One in nine people do not have enough food today, while the world population is expected to reach 9.8 billion by 2050.

'PLANT BLINDNESS'

A large part of the seed bank's mission is to ignite wider public interest.

Researchers first used the term "plant blindness" two decades ago to describe modern society's disconnect from the natural environment, including difficulty in naming plants or identifying crops used for food.

Education, through visiting botanical gardens or seed banks for example, is an important tool to help reverse that, said a paper published in the journal Plants, People, Planet in May.

"We do not want a fenced-off forest," said Dickie. "In fact, what we do here is more about people than science."

On a May afternoon, visitors browsed an exhibition where they learned more about the plant species stored and researched in the vault beneath their feet. They photographed large proteas, cacti and succulents growing in the glass greenhouses.

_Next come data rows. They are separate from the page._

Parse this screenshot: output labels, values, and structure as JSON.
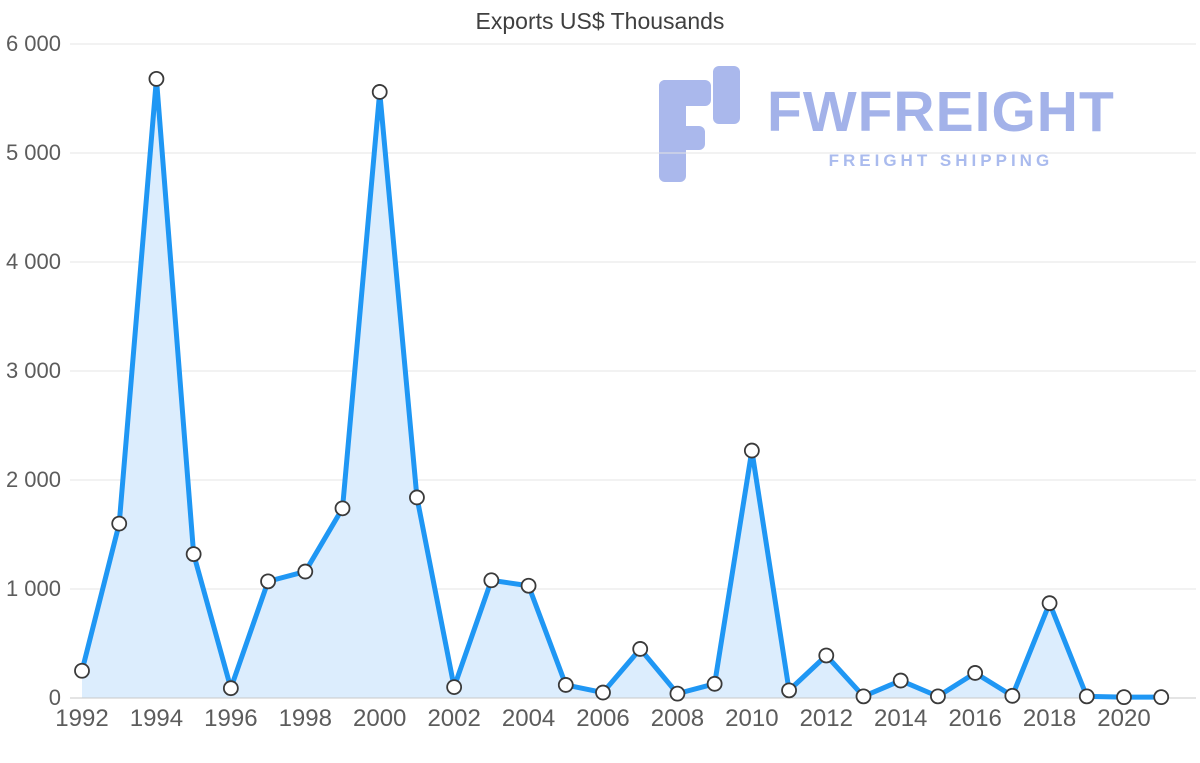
{
  "chart_data": {
    "type": "area",
    "title": "Exports US$ Thousands",
    "x": [
      1992,
      1993,
      1994,
      1995,
      1996,
      1997,
      1998,
      1999,
      2000,
      2001,
      2002,
      2003,
      2004,
      2005,
      2006,
      2007,
      2008,
      2009,
      2010,
      2011,
      2012,
      2013,
      2014,
      2015,
      2016,
      2017,
      2018,
      2019,
      2020,
      2021
    ],
    "series": [
      {
        "name": "Exports",
        "values": [
          250,
          1600,
          5680,
          1320,
          90,
          1070,
          1160,
          1740,
          5560,
          1840,
          100,
          1080,
          1030,
          120,
          50,
          450,
          40,
          130,
          2270,
          70,
          390,
          15,
          160,
          15,
          230,
          20,
          870,
          15,
          8,
          8
        ]
      }
    ],
    "ylim": [
      0,
      6000
    ],
    "yticks": {
      "values": [
        0,
        1000,
        2000,
        3000,
        4000,
        5000,
        6000
      ],
      "labels": [
        "0",
        "1 000",
        "2 000",
        "3 000",
        "4 000",
        "5 000",
        "6 000"
      ]
    },
    "xticks": {
      "values": [
        1992,
        1994,
        1996,
        1998,
        2000,
        2002,
        2004,
        2006,
        2008,
        2010,
        2012,
        2014,
        2016,
        2018,
        2020
      ],
      "labels": [
        "1992",
        "1994",
        "1996",
        "1998",
        "2000",
        "2002",
        "2004",
        "2006",
        "2008",
        "2010",
        "2012",
        "2014",
        "2016",
        "2018",
        "2020"
      ]
    },
    "grid": true,
    "legend": "none",
    "colors": {
      "line": "#1f97f4",
      "fill": "#dcedfd",
      "grid": "#e4e4e4",
      "axis_line": "#c9c9c9",
      "axis_text": "#5c5c5c",
      "marker_fill": "#ffffff",
      "marker_stroke": "#3a3a3a"
    }
  },
  "watermark": {
    "brand": "FWFREIGHT",
    "tagline": "FREIGHT SHIPPING",
    "brand_color": "#a3b2e9",
    "tagline_color": "#aabbee",
    "icon_color": "#aab8ec",
    "icon": "fwfreight-f-logo"
  }
}
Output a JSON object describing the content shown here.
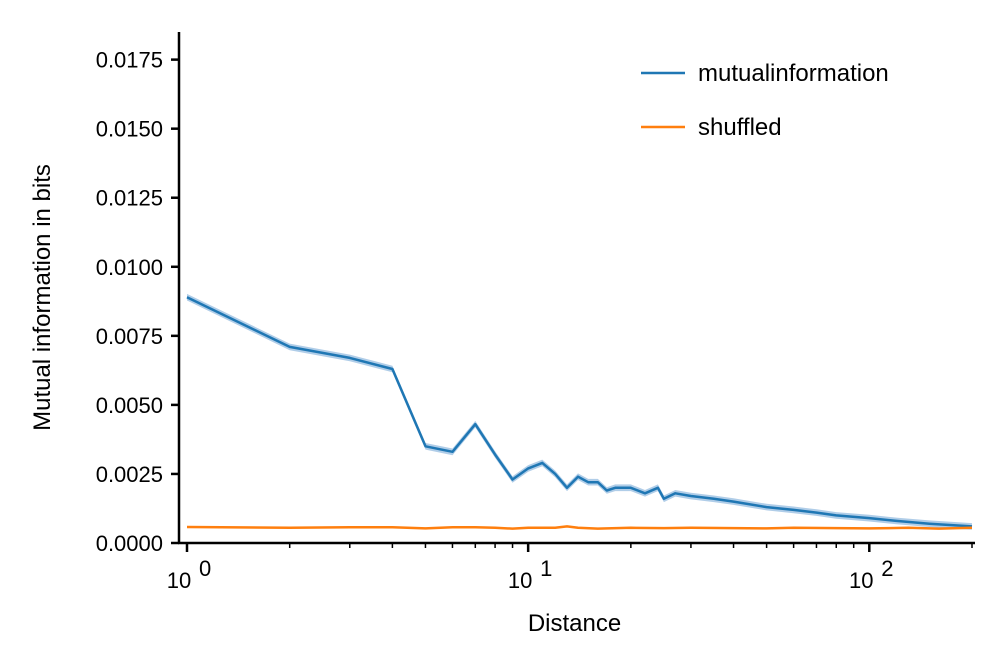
{
  "chart_data": {
    "type": "line",
    "title": "",
    "xlabel": "Distance",
    "ylabel": "Mutual information in bits",
    "xscale": "log",
    "xlim": [
      1,
      200
    ],
    "ylim": [
      0,
      0.0185
    ],
    "grid": false,
    "legend_position": "top-right",
    "x_ticks": [
      1,
      10,
      100
    ],
    "x_tick_labels": [
      {
        "base": "10",
        "exp": "0"
      },
      {
        "base": "10",
        "exp": "1"
      },
      {
        "base": "10",
        "exp": "2"
      }
    ],
    "y_ticks": [
      0,
      0.0025,
      0.005,
      0.0075,
      0.01,
      0.0125,
      0.015,
      0.0175
    ],
    "y_tick_labels": [
      "0.0000",
      "0.0025",
      "0.0050",
      "0.0075",
      "0.0100",
      "0.0125",
      "0.0150",
      "0.0175"
    ],
    "series": [
      {
        "name": "mutualinformation",
        "color": "#1f77b4",
        "band_color": "#8fb8de",
        "points": [
          [
            1,
            0.0089
          ],
          [
            2,
            0.0071
          ],
          [
            3,
            0.0067
          ],
          [
            4,
            0.0063
          ],
          [
            5,
            0.0035
          ],
          [
            6,
            0.0033
          ],
          [
            7,
            0.0043
          ],
          [
            8,
            0.0032
          ],
          [
            9,
            0.0023
          ],
          [
            10,
            0.0027
          ],
          [
            11,
            0.0029
          ],
          [
            12,
            0.0025
          ],
          [
            13,
            0.002
          ],
          [
            14,
            0.0024
          ],
          [
            15,
            0.0022
          ],
          [
            16,
            0.0022
          ],
          [
            17,
            0.0019
          ],
          [
            18,
            0.002
          ],
          [
            20,
            0.002
          ],
          [
            22,
            0.0018
          ],
          [
            24,
            0.002
          ],
          [
            25,
            0.0016
          ],
          [
            27,
            0.0018
          ],
          [
            30,
            0.0017
          ],
          [
            35,
            0.0016
          ],
          [
            40,
            0.0015
          ],
          [
            50,
            0.0013
          ],
          [
            60,
            0.0012
          ],
          [
            70,
            0.0011
          ],
          [
            80,
            0.001
          ],
          [
            100,
            0.0009
          ],
          [
            120,
            0.0008
          ],
          [
            150,
            0.0007
          ],
          [
            200,
            0.0006
          ]
        ],
        "band": 0.00012
      },
      {
        "name": "shuffled",
        "color": "#ff7f0e",
        "points": [
          [
            1,
            0.00058
          ],
          [
            2,
            0.00055
          ],
          [
            3,
            0.00057
          ],
          [
            4,
            0.00057
          ],
          [
            5,
            0.00053
          ],
          [
            6,
            0.00057
          ],
          [
            7,
            0.00057
          ],
          [
            8,
            0.00055
          ],
          [
            9,
            0.00052
          ],
          [
            10,
            0.00055
          ],
          [
            12,
            0.00055
          ],
          [
            13,
            0.0006
          ],
          [
            14,
            0.00055
          ],
          [
            16,
            0.00052
          ],
          [
            20,
            0.00055
          ],
          [
            25,
            0.00054
          ],
          [
            30,
            0.00055
          ],
          [
            40,
            0.00054
          ],
          [
            50,
            0.00053
          ],
          [
            60,
            0.00055
          ],
          [
            80,
            0.00054
          ],
          [
            100,
            0.00053
          ],
          [
            130,
            0.00055
          ],
          [
            160,
            0.00052
          ],
          [
            200,
            0.00055
          ]
        ]
      }
    ]
  }
}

"Unfortunately we are losing plant species faster than we can study and account for them," said Tara Moreau, a co-author of the plant blindness study and associate director of the University of British Columbia Botanical Garden.

"Public education is key," she added.

Thick concrete and carefully designed architecture protect the seed bank from radiation, bombs and floods. Alarms guard it from thieves. The only threat Dickie's team can do little about is the uncertainty of the planet's agricultural future.

"The design life of the vault should last up to 500 years," said Dickie at the end of the tour. "Who knows what will happen after that?"